60 miles NE of Navajo National Monument; 110 miles NW of Canyon de Chelly; 200 miles NE of Flagstaff; 150 miles E of Page
In its role as sculptor, nature has, in the north central part of the Navajo Nation, created a garden of monoliths and spires unequaled anywhere on earth. Whether you've been here or not, you've almost certainly seen images of Monument Valley before. This otherworldly landscape has been an object of fascination for years, and since Hollywood director John Ford first came here in the 1930s, it has served as backdrop for countless movies, TV shows, and commercials.
Located 30 miles north of Kayenta and straddling the Arizona-Utah state line (you actually go into Utah to get to the park entrance), Monument Valley is a vast flat plain punctuated by natural sandstone cathedrals. These huge monoliths rise up from the sagebrush with sheer walls that capture the light of the rising and setting sun and transform it into fiery hues. Evocative names including the Mittens, Three Sisters, Camel Butte, Elephant Butte, the Thumb, and Totem Pole reflect the shapes the sandstone has taken under the erosive forces of nature.

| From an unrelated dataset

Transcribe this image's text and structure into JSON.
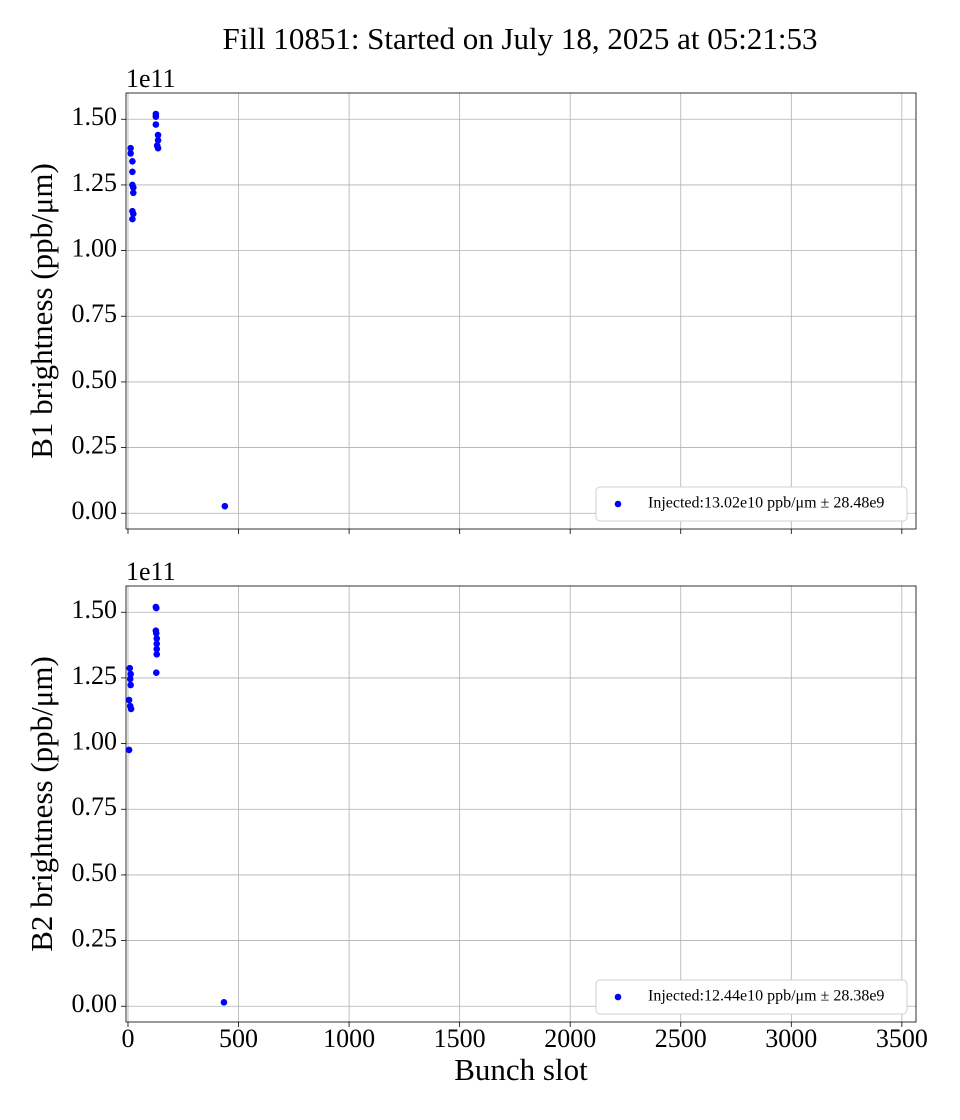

While it may at first seem as if this strange landscape is a barren wasteland, it is actually still home to a few hardy Navajo families. The Navajo have been living in the valley for generations, herding their sheep through the sagebrush scrublands, and some families continue to reside here today. In fact, human habitation in Monument Valley dates back hundreds of years. Within the park are more than 100 Ancestral Puebloan archaeological sites, ruins, and petroglyphs dating from before 1300.